Many employees’ sincerely held religious beliefs may compel them to share their faith with others, and the Title VII duty to accommodate applies to workplace proselytizing as well — subject to the same limitations as other religiously-motivated conduct. Workplace ministry can present a challenge for employers, who have a duty to accommodate employee religious practices but must also ensure that any proselytizing does not amount to religious harassment of others. Further, government employers must be sensitive to the Establishment Clause concerns that arise when an employee’s proselytizing could be reasonably perceived as expressing the government’s own views. The U.S. Supreme Court has said that when government employees speak in their official capacity as government representatives, their speech belongs to the government and can be limited to comply with Establishment Clause requirements. Some government employees interact frequently with members of the general public, often providing services that citizens cannot obtain anywhere else. In this setting, it is much more likely that the public will attribute what these employees say and do to the government itself. Thus, if employees use the role of public servant to evangelize, it is likely to be perceived as government promotion of religion — the very thing the Establishment Clause exists to prevent.

The Establishment Clause does not, however, affect the rights of government employees when they speak as purely private individuals. And a government employee does not necessarily speak in an official capacity during all hours of the workday. In these instances, Title VII principles apply, and an employer should accommodate its employee’s religious conduct insofar as it does not cause undue hardship, is not disruptive and does not amount to harassment. Generally speaking, government employers have greater flexibility to accommodate employees’ efforts to proselytize when members of the public are not involved. The Federal Guidelines on Religious Exercise and Religious Expression in the Workplace, in place since 1997, provide additional useful guidance in the context of federal employment.
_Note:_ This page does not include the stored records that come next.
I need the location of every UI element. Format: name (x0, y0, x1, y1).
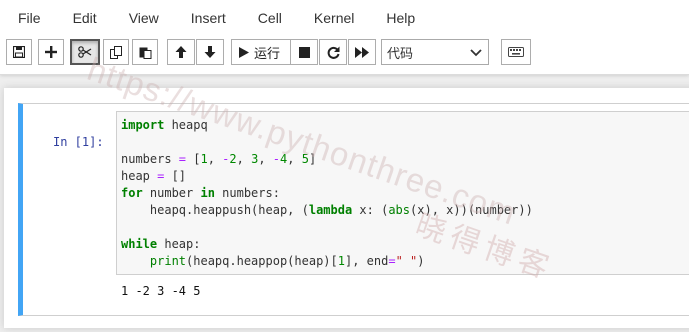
cell-type-select[interactable]: 代码 (381, 39, 489, 65)
copy-icon (109, 45, 122, 59)
restart-icon (327, 46, 339, 59)
code-editor[interactable]: import heapq numbers = [1, -2, 3, -4, 5]… (116, 111, 689, 275)
menu-kernel[interactable]: Kernel (304, 1, 364, 35)
toolbar: 运行 代码 (0, 38, 689, 66)
move-up-button[interactable] (167, 39, 195, 65)
plus-icon (45, 46, 57, 58)
copy-button[interactable] (103, 39, 129, 65)
notebook-header: File Edit View Insert Cell Kernel Help 运… (0, 0, 689, 75)
save-icon (13, 46, 25, 58)
save-button[interactable] (6, 39, 32, 65)
run-all-button[interactable] (348, 39, 376, 65)
menu-view[interactable]: View (119, 1, 169, 35)
paste-icon (139, 47, 151, 59)
menu-file[interactable]: File (8, 1, 51, 35)
menu-cell[interactable]: Cell (248, 1, 292, 35)
cut-button[interactable] (70, 39, 100, 65)
menu-edit[interactable]: Edit (63, 1, 107, 35)
cell-type-value: 代码 (387, 46, 414, 62)
chevron-down-icon (470, 49, 482, 57)
command-palette-button[interactable] (501, 39, 531, 65)
restart-button[interactable] (319, 39, 347, 65)
input-prompt: In [1]: (53, 135, 104, 149)
run-label: 运行 (254, 46, 281, 62)
fast-forward-icon (355, 46, 369, 58)
notebook-container: In [1]: import heapq numbers = [1, -2, 3… (4, 88, 689, 328)
code-cell[interactable]: In [1]: import heapq numbers = [1, -2, 3… (18, 103, 689, 316)
arrow-down-icon (204, 46, 216, 58)
cut-icon (78, 46, 92, 58)
cell-output: 1 -2 3 -4 5 (121, 284, 201, 298)
stop-icon (298, 46, 310, 58)
interrupt-button[interactable] (290, 39, 318, 65)
run-button[interactable]: 运行 (231, 39, 291, 65)
move-down-button[interactable] (196, 39, 224, 65)
menubar: File Edit View Insert Cell Kernel Help (0, 0, 437, 36)
insert-cell-button[interactable] (38, 39, 64, 65)
arrow-up-icon (175, 46, 187, 58)
keyboard-icon (508, 47, 524, 57)
code-text[interactable]: import heapq numbers = [1, -2, 3, -4, 5]… (121, 117, 533, 270)
paste-button[interactable] (132, 39, 158, 65)
menu-help[interactable]: Help (376, 1, 425, 35)
menu-insert[interactable]: Insert (181, 1, 236, 35)
run-icon (239, 46, 249, 58)
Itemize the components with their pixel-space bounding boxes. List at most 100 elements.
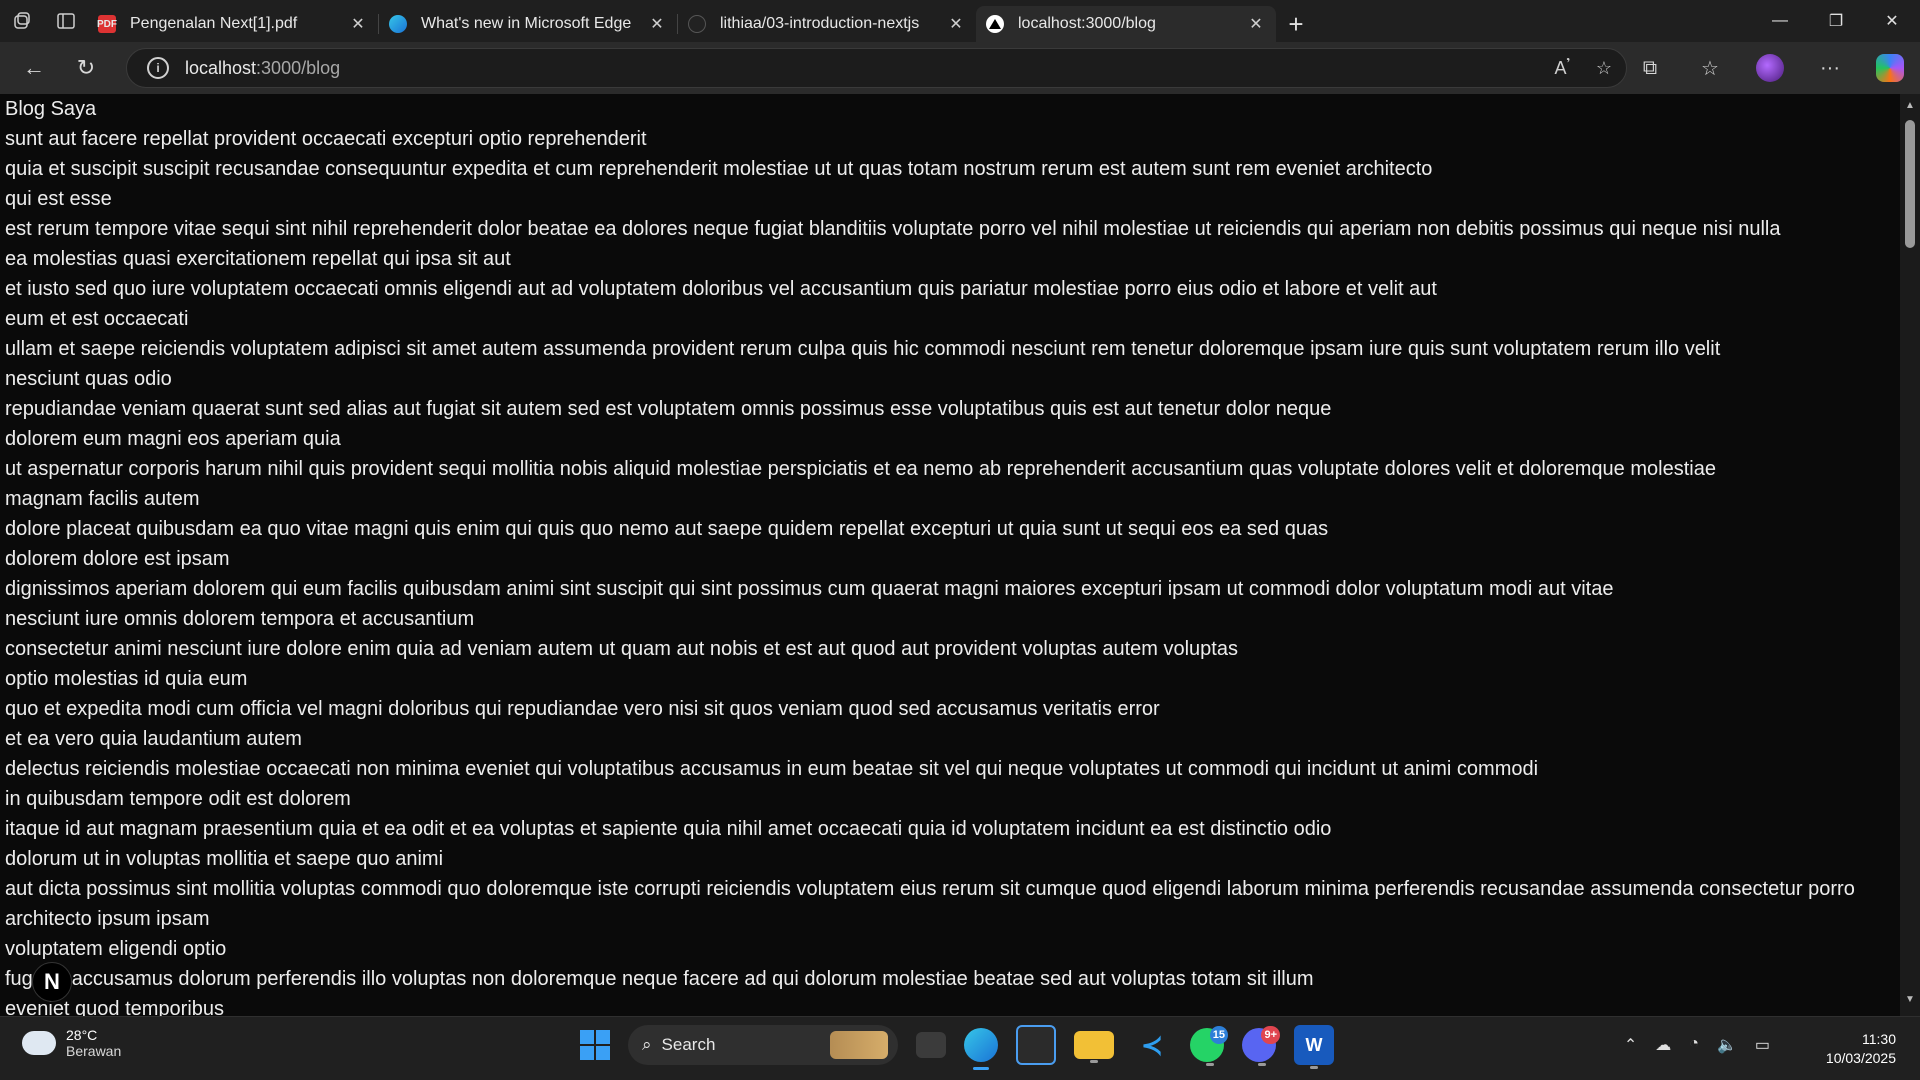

They have often served as a model for state and local government policy and even for private employers (although the latter are not bound by the Establishment Clause).

Whenever employees seek to express their religion in the workplace, it is helpful to do so with an understanding of the respective rights and responsibilities of employers and employees. While every professional environment is unique, awareness of these basic boundaries can render many conflicts avoidable.